Here’s another non-obvious case. One of the implications of the PPACA is that it favors large companies over small ones which in turn will lead to slower growth in the number of new jobs than might otherwise be the case. I presume the counter-argument is that the PPACA makes free-lancing less risky than it otherwise might be.
Still, it’s an amazing coincidence that the strategy that the Congressional Democratic leadership came up with favors their preferred path for the economy: a smaller number of companies overall but companies that are larger. Big Government has always preferred Big Business.

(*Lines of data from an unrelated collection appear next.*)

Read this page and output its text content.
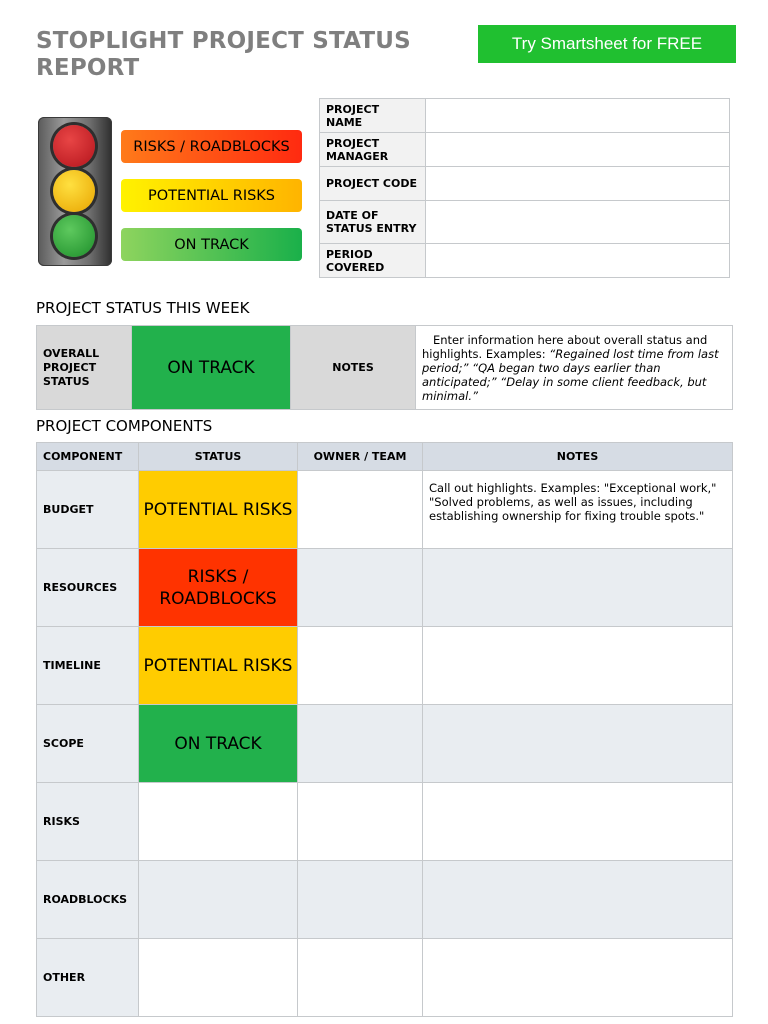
STOPLIGHT PROJECT STATUS REPORT
Try Smartsheet for FREE
RISKS / ROADBLOCKS
POTENTIAL RISKS
ON TRACK
PROJECT NAME	
PROJECT MANAGER	
PROJECT CODE	
DATE OF STATUS ENTRY	
PERIOD COVERED	
PROJECT STATUS THIS WEEK
OVERALL PROJECT STATUS	ON TRACK	NOTES	Enter information here about overall status and highlights. Examples: “Regained lost time from last period;” “QA began two days earlier than anticipated;” “Delay in some client feedback, but minimal.”
PROJECT COMPONENTS
COMPONENT	STATUS	OWNER / TEAM	NOTES
BUDGET	POTENTIAL RISKS		Call out highlights. Examples: "Exceptional work," "Solved problems, as well as issues, including establishing ownership for fixing trouble spots."
RESOURCES	RISKS / ROADBLOCKS		
TIMELINE	POTENTIAL RISKS		
SCOPE	ON TRACK		
RISKS			
ROADBLOCKS			
OTHER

??? The ACA essentially exempts companies with less than 50 employees, the size of your start ups. Also, health insurance costs have always favored larger companies. The literature on this is pretty old and I am pretty sure I have linked to some of it here before. I know of no evidence that shows the ACA making this worse. It will probably make it better as smaller companies have access to bigger pools. So, the ACA strongly favors the self employed and small groups compared with what existed beforehand.
Steve
The problem is that job growth is going to come from small companies growing larger. The 50 employee rule adds a significant additional hurdle to clear.
Since I managed our group through that transition, I can safely say (literature supports it) that transition existed before the ACA. The numbers show that once you get over 50 almost every company offers health insurance anyway.
http://kff.org/other/state-indicator/firms-offering-coverage-by-size/
Since very large companies self insure, they will almost always save money compared with the 50 and up groups. As I said, I have seen no evidence that the ACA will really raise costs for this group, and it may well help them cut costs.
Steve
Once again I’m very late to commenting, but we’ve been dealing with a number of economic problems and denying they’re related: New business formation is low; people continue to leave jobs at slower numbers than normal demonstrating that they’re more risk-averse; employees have every reason to chose a large employer over a small one; employers have every reason to favor part-time employees over full-time ones because benefits are only extended to full-time employees and benefits take a rising share of total compensation.
A lot of these problems are directly related to our tax code. The government could, at a pen stroke, do the following:
1) Allow employees to take the cash equivalent of benefits (perhaps only during open enrollment periods to make this orderly). Allow everyone, not just those without employer healthcare, to get insurance on the exchanges. This would ultimately create a state-wide market for health insurance, which would in turn keep the exchange risk-pool acceptable. This is only sound policy with a health insurance mandate (which we now have). Obviously, any difference from the money received to an employee from their benefits to what they actually spend on healthcare would be taxable, meaning this would be deficit-reducing to the government.
2) Create a law that would guarantee part-time employees be paid the cash value of benefits on an hourly basis. If health insurance is worth the equivalent of $4 an hour (that’s $8000/year for a 40-hour/week full timer, so not unreasonable), part time employees get an extra $4 an hour. This would reduce medicaid spending, increase the % of people on the exchanges, encourage small business formation by making it easier for individuals to find part-time work as they set up their businesses, and would end the incentives businesses have to hire 10 half-time employees over 5 full time ones. Full-time employment does more than give wage stability, it also provides scheduling predictability which is a great help to those with young children, PARTICULARLY single parents.
Remarkably, it would also reduce income inequality because of the way that incomes are calculated.